Critics of the expansion claim that the market should not be eligible for the program because the area has other stores. The Daily News claimed the vicinity has 10 other markets that serve fresh fruit and vegetables in a five block radius. One opponent, City Councilman Charles Barron, a member of the consumer affairs committee, called the tax break for Moisha’s an “abuse” of the FRESH program.

“But this is a fresh ‘food’ program which includes fresh fish, fresh milk, fresh dairy, fresh meat and, of course, fresh produce,” Mr. Binik countered. “We don’t have a problem with kosher produce, but all the other items – like take-out, fresh chickens, meat – all need kosher supervision and the other 10 markets don’t [have it]. Many of them don’t serve anything more than the fresh fruit.”

Differences over the impending project has stirred up resentments. Comments on the blog of the Kensington Area Resident/Merchant Alliance (KARMABrooklyn) on the topic are seen by some as an accusation of bias in the board’s composition and agenda.

“Borough Park is overly represented on the Board, and most of the people who attend the meetings live in Borough Park,” the blog states about the body that covers sections of Boro Park, Kensington and Midwood.

A source close to the Board told Hamodia that an active campaign is underway to reduce Chassidic representation on the Board.

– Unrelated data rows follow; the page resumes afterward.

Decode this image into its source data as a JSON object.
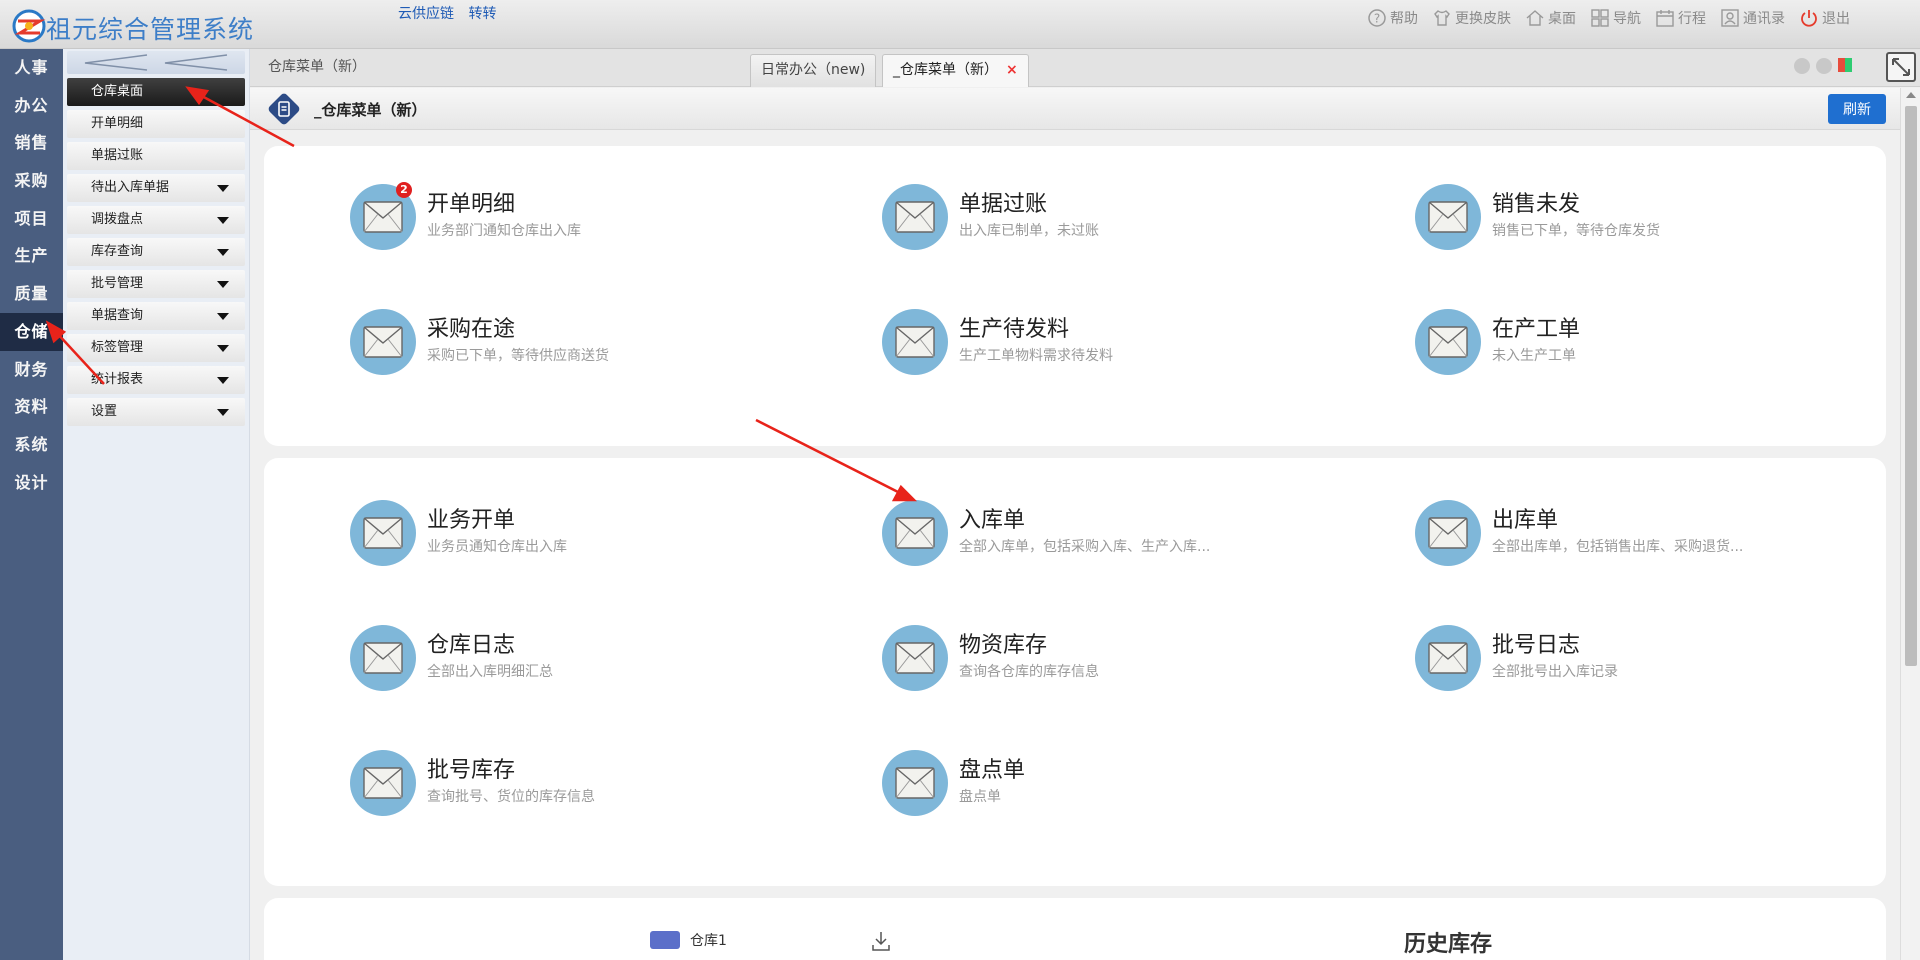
{
  "app": {
    "title": "祖元综合管理系统",
    "top_links": [
      "云供应链",
      "转转"
    ]
  },
  "toolbar": {
    "items": [
      {
        "label": "帮助",
        "icon": "help-icon"
      },
      {
        "label": "更换皮肤",
        "icon": "tshirt-icon"
      },
      {
        "label": "桌面",
        "icon": "home-icon"
      },
      {
        "label": "导航",
        "icon": "grid-icon"
      },
      {
        "label": "行程",
        "icon": "calendar-icon"
      },
      {
        "label": "通讯录",
        "icon": "contact-icon"
      },
      {
        "label": "退出",
        "icon": "power-icon"
      }
    ]
  },
  "categories": [
    "人事",
    "办公",
    "销售",
    "采购",
    "项目",
    "生产",
    "质量",
    "仓储",
    "财务",
    "资料",
    "系统",
    "设计"
  ],
  "active_category": "仓储",
  "submenu": [
    {
      "label": "仓库桌面",
      "active": true,
      "expandable": false
    },
    {
      "label": "开单明细",
      "active": false,
      "expandable": false
    },
    {
      "label": "单据过账",
      "active": false,
      "expandable": false
    },
    {
      "label": "待出入库单据",
      "active": false,
      "expandable": true
    },
    {
      "label": "调拨盘点",
      "active": false,
      "expandable": true
    },
    {
      "label": "库存查询",
      "active": false,
      "expandable": true
    },
    {
      "label": "批号管理",
      "active": false,
      "expandable": true
    },
    {
      "label": "单据查询",
      "active": false,
      "expandable": true
    },
    {
      "label": "标签管理",
      "active": false,
      "expandable": true
    },
    {
      "label": "统计报表",
      "active": false,
      "expandable": true
    },
    {
      "label": "设置",
      "active": false,
      "expandable": true
    }
  ],
  "tabs": {
    "crumb": "仓库菜单（新）",
    "items": [
      {
        "label": "日常办公（new)",
        "active": false,
        "closable": false
      },
      {
        "label": "_仓库菜单（新）",
        "active": true,
        "closable": true
      }
    ],
    "close_glyph": "×"
  },
  "page": {
    "title": "_仓库菜单（新）",
    "refresh_label": "刷新"
  },
  "panel1": [
    {
      "title": "开单明细",
      "desc": "业务部门通知仓库出入库",
      "badge": "2"
    },
    {
      "title": "单据过账",
      "desc": "出入库已制单，未过账"
    },
    {
      "title": "销售未发",
      "desc": "销售已下单，等待仓库发货"
    },
    {
      "title": "采购在途",
      "desc": "采购已下单，等待供应商送货"
    },
    {
      "title": "生产待发料",
      "desc": "生产工单物料需求待发料"
    },
    {
      "title": "在产工单",
      "desc": "未入生产工单"
    }
  ],
  "panel2": [
    {
      "title": "业务开单",
      "desc": "业务员通知仓库出入库"
    },
    {
      "title": "入库单",
      "desc": "全部入库单，包括采购入库、生产入库..."
    },
    {
      "title": "出库单",
      "desc": "全部出库单，包括销售出库、采购退货..."
    },
    {
      "title": "仓库日志",
      "desc": "全部出入库明细汇总"
    },
    {
      "title": "物资库存",
      "desc": "查询各仓库的库存信息"
    },
    {
      "title": "批号日志",
      "desc": "全部批号出入库记录"
    },
    {
      "title": "批号库存",
      "desc": "查询批号、货位的库存信息"
    },
    {
      "title": "盘点单",
      "desc": "盘点单"
    }
  ],
  "panel3": {
    "legend": "仓库1",
    "history_title": "历史库存"
  },
  "colors": {
    "catbar": "#4a5e80",
    "active_cat": "#1f2c45",
    "icon_circle": "#7fb7d9",
    "accent": "#1f6fd0",
    "badge": "#e02020",
    "annotation_arrow": "#e8231a"
  }
}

{Hamodia Daily/Matzav.com Newscenter}


12 COMMENTS

  1. sadly un necessary if the community would have the support of its councilman unfortunately that is not the case
    Selfishness and pettyness is killing the community
    The truth will come out and what it does the community will be shocked.

  2. Funny thing is that the whole uproar was not about Moisha’s, they had all the permits and did not need any variances from the board or even the boards approval or support to get the tax abatement.
    What people fail to realize is that a member of community board 12 testified and represented himself ” as if” he was coming in the name of the CB 12 while they board had never discussed the matter.others who have agendas took this issue and tried to hijack it against Moisha’s. plain and simple

  3. I wish Moishes tremendous Hatzlacha! They do a great service for the average hard working, tax paying New Yorker who doesn’t get fooled by big advertizing of other stores, who are only out there to rip you off! The roof top parking will be a big help & will ease the pressure on the local residents.

  4. Sorry but, in spite of the glowing encomia from preceding contributors, I cannot get my head around the report that a private enterprise is being given nearly two million US dollars of taxpayers’ money to expand its business.

    And before anyone suggests it, I am not a self-hating Jew nor am I an apikoirus or even lefty liberal. I just do not approve of using public money to further what is, after all, a private enterprise.

  5. Mr. Boomslang,

    They are not getting any public money. They are getting credits over 22 years in exchange for additional future tax revenues the expansion will provide.

    You sound like a die-hard liberal.